There’s more devil than details in the "deal." And, the deal’s scant details should scare the devil out of everyone.

 

Every hunter, angler and outdoor enthusiast should question the budget proposal to lease tens of thousands of acres of state forestland to gas drillers. It could change the nature of the Commonwealth forever, and, in essence, convert Penn’s Woods to a corporate cash cow and environmental stewardship to a quest for profits and state revenues.

 

My measure, House Bill 1489, calling for a severance tax on gas drillers was jettisoned late in the negotiations. The proposed alternatives present many ominous scenarios for taxpayers and Pennsylvania’s natural resources.

 

What does it say when proposals gain steam to tax small games of chance offered by neighborhood VFWs, your local order of Eagles and  American Legion – fund-raisers that support everything from scholarships to help for or veterans – but not gas companies?

 

Tax admissions to your local theater group but not gas companies?

 

Hold your nose, it gets worse.

 

 

The deal reportedly would cut the state Department of Environmental Protection budget by $56 million and eliminate the Oil and Gas Lease Fund, shunting $143 million this year and $125 million next year away from protection and management of state forests and parks to the General Fund.

 

Meanwhile, reports of dangerous chemical spills at Marcellus Shale drilling sites are coming in at an alarming rate. A 38-mile portion of Dunkard Creek along the Pennsylvania-West Virginia border has been rendered virtually lifeless.

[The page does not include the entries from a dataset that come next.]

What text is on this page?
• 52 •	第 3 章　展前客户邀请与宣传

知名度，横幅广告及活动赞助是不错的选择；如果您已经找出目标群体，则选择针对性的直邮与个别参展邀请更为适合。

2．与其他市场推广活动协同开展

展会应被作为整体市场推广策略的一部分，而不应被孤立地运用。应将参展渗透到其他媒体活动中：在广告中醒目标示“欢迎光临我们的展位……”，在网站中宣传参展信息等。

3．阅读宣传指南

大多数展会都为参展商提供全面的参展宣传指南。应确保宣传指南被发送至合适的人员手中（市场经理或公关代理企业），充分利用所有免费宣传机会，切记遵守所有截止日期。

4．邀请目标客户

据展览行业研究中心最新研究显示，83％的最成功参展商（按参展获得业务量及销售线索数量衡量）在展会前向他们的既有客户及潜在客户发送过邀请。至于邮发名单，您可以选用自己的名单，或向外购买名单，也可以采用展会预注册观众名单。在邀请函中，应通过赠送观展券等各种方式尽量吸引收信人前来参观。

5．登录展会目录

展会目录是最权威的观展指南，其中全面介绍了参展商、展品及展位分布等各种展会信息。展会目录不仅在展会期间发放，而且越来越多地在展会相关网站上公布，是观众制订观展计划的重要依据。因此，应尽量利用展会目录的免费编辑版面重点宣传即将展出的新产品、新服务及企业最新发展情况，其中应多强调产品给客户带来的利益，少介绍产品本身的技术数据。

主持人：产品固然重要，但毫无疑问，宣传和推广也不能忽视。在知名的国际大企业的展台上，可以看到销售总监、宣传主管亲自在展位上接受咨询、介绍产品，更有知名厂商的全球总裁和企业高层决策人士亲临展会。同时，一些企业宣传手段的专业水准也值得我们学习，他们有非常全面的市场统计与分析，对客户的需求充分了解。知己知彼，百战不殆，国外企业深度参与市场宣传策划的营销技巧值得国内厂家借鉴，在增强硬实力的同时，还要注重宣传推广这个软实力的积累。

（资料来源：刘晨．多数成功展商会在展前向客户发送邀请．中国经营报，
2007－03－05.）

Now is not the time to retreat on environmental safeguards.

 

I worry that the proposed deal would offer but a one-year reprieve for education, safety-net programs and job-creation efforts while unfairly favoring special interests and unfairly singling out certain classes of taxpayers, including smokers.

 

The budget-funding mechanisms are suspect – morally and fiscally – and so, too, are their weak premises that they will enable Pennsylvania to build responsible budgets in 2010 and 2011.

 

Next year’s fiscal outlook is even bleaker.

 

In the 1970s TV series "All In The Family," a family member confronted Archie Bunker with the number of firearm deaths in America.

 

"Would it make you feel any better if they was pushed out of windows?" Archie retorted.

 

The drumbeat to approve a budget at any cost is growing. However, it feels like we’re being pushed out the window with a gun at our backs.